O risco de um aborto clandestino e sem acompanhamento médico é uma das principais causas que levou o CFM (Conselho Federal de Medicina) a decidir apoiar a interrupção de gravidez até a 12ª semana de gestação. Segundo o presidente do conselho, Roberto Luiz d'Ávila, o aborto é a quinta causa de mortalidade materna.
Nesta quinta-feira (21), o CFM se posicionou a favor do aborto em quatro casos e vai enviar uma proposta de alteração na legislação brasileira explicando seus motivos para o Congresso Nacional. A discussão faz parte das mudanças no Código Penal. Hoje o aborto é considerado crime.
Para o CFM, o aborto deveria deixar de ser crime quando houver risco à vida ou à saúde da gestante; se a gravidez resultar de violação da dignidade sexual, ou do emprego não consentido de técnica de reprodução assistida; se for comprovada a anencefalia ou quando o feto padecer de graves e incuráveis anomalias que inviabilizem a vida independente, em ambos os casos atestado por dois médicos; e se por vontade da gestante até a 12ª semana da gestação.

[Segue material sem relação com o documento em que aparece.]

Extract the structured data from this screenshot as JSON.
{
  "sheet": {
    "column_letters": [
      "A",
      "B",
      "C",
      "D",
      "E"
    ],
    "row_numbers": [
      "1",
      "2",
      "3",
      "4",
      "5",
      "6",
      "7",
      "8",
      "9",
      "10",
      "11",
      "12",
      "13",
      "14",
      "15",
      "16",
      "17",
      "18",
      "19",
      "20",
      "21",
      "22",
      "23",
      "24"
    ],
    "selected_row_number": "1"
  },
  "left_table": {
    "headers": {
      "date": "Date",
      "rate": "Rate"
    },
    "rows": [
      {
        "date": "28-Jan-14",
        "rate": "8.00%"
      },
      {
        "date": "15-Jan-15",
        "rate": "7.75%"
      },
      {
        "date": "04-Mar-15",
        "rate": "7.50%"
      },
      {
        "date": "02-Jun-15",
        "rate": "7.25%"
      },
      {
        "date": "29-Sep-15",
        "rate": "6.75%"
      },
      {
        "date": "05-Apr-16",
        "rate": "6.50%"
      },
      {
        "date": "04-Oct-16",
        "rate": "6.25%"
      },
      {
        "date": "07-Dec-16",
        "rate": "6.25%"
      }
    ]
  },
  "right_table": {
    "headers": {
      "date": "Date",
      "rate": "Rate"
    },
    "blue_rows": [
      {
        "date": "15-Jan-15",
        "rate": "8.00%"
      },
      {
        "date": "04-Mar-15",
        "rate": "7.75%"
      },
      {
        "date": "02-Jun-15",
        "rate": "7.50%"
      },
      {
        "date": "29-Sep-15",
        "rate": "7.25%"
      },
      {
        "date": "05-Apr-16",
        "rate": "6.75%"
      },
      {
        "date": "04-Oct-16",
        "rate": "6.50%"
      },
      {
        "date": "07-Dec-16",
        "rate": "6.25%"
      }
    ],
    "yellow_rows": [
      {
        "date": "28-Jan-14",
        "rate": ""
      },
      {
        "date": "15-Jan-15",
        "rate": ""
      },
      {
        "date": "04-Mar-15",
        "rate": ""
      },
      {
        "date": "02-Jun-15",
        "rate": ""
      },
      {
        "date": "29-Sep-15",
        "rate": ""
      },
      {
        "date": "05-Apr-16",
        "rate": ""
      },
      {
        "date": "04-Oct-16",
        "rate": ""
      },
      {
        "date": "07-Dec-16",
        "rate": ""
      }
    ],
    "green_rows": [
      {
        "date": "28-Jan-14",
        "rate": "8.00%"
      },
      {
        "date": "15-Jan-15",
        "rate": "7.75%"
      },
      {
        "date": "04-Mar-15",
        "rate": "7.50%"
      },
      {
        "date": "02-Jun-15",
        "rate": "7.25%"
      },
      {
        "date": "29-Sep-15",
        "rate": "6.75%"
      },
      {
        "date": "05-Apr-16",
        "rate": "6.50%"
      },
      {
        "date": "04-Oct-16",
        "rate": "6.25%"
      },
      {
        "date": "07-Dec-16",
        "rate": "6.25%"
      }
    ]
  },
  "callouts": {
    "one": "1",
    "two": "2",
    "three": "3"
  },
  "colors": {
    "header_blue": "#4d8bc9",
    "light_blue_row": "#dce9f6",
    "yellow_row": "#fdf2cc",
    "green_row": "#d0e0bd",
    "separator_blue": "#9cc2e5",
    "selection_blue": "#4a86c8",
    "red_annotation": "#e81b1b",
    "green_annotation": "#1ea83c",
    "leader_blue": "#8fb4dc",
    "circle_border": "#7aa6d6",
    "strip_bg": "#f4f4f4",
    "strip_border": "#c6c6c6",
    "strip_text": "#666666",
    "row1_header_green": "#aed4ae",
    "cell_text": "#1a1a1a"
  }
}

— Nós não somos a favor do aborto, vamos continuar defendendo sempre a vida, que é bem maior e supremo. Mas o aborto é a quinta causa de mortalidade materna. As mulher que não têm condição e fazem o aborto clandestino, as pobres, muitas vezes negras, excluídas socialmente, são aquelas que acabam perdendo o útero, perdendo as capacidades reprodutivas e muitas vezes, a vida. São aquelas que fazem o procedimento em lugares sem limpeza e esterilização necessária, acabam com o útero perfurado, entre outra coisas.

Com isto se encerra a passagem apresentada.